In sum, the “flexible and evolving distribution grid” concept – harnessing the integration of new energy resources, customer solutions and grid efficiency and optimization – points to a central enabling role for utilities as grid builders, operators, and service providers. Many actors – not just in the utility industry – concur on this vital role for utilities. Jim Hughes, CEO of First Solar, Inc., recently stated that utilities need to position themselves as “trying to enable customer choice and innovation… and provide reliability.” And, Thomas Werner, CEO of SunPower, Corp., declared that “the idea that you’re going to eliminate the need for the grid or go off the grid is ridiculous.” Larry Ellison, the former CEO of Oracle, has often referred to the electric utility industry as the best plug-and-play industry in the world.
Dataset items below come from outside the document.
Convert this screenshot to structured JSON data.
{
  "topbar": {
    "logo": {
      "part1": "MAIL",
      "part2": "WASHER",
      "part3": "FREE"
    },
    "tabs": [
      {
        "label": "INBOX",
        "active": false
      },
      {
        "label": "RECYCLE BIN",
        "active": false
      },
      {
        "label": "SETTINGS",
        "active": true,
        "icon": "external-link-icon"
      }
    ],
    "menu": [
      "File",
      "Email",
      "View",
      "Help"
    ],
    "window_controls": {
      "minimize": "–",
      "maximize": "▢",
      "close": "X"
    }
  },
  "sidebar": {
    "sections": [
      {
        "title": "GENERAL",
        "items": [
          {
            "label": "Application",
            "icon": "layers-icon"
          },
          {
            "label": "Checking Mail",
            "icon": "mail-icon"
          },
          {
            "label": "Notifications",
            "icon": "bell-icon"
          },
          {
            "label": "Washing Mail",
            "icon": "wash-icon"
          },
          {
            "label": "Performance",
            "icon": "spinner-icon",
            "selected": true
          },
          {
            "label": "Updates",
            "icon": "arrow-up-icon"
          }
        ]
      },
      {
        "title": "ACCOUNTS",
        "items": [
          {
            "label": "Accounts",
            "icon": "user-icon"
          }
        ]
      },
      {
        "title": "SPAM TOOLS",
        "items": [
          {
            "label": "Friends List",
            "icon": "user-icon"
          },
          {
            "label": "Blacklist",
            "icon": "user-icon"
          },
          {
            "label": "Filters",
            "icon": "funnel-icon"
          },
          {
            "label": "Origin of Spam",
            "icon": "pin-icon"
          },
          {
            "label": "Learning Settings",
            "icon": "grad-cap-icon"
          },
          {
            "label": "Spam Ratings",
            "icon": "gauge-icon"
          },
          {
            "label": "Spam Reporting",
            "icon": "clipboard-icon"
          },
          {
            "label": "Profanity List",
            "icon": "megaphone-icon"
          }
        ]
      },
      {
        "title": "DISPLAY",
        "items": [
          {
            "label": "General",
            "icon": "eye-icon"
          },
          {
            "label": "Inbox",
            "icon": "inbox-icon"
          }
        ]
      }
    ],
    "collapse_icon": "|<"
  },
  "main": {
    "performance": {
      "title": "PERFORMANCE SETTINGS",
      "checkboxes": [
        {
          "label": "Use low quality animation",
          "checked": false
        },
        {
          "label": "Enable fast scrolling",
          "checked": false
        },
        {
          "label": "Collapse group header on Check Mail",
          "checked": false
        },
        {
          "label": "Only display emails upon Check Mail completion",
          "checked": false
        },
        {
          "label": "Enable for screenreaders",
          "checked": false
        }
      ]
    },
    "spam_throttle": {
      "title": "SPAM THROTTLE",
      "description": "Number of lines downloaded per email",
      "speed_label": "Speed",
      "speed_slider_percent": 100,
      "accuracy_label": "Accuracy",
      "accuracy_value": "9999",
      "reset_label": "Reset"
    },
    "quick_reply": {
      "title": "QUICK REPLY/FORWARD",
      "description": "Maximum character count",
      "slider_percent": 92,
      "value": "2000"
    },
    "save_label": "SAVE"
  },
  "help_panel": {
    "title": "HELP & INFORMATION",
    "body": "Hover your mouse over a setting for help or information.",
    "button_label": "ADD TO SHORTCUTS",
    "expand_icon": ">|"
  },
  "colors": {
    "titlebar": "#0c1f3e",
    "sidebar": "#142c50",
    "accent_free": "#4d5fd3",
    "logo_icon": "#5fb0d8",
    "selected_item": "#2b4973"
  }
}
Bob Rowe, president and CEO of NorthWestern Energy sees it this way: “The U.S. power grid, for most customers and most applications, is amazingly ‘plug and play’ in a way that is still aspirational in the IT world.” The challenge is figuring out the institutional, regulatory, and competitive frameworks that will lead to a flexible distribution grid platform that interconnects and enables all of the emerging energy technologies and services that customers want.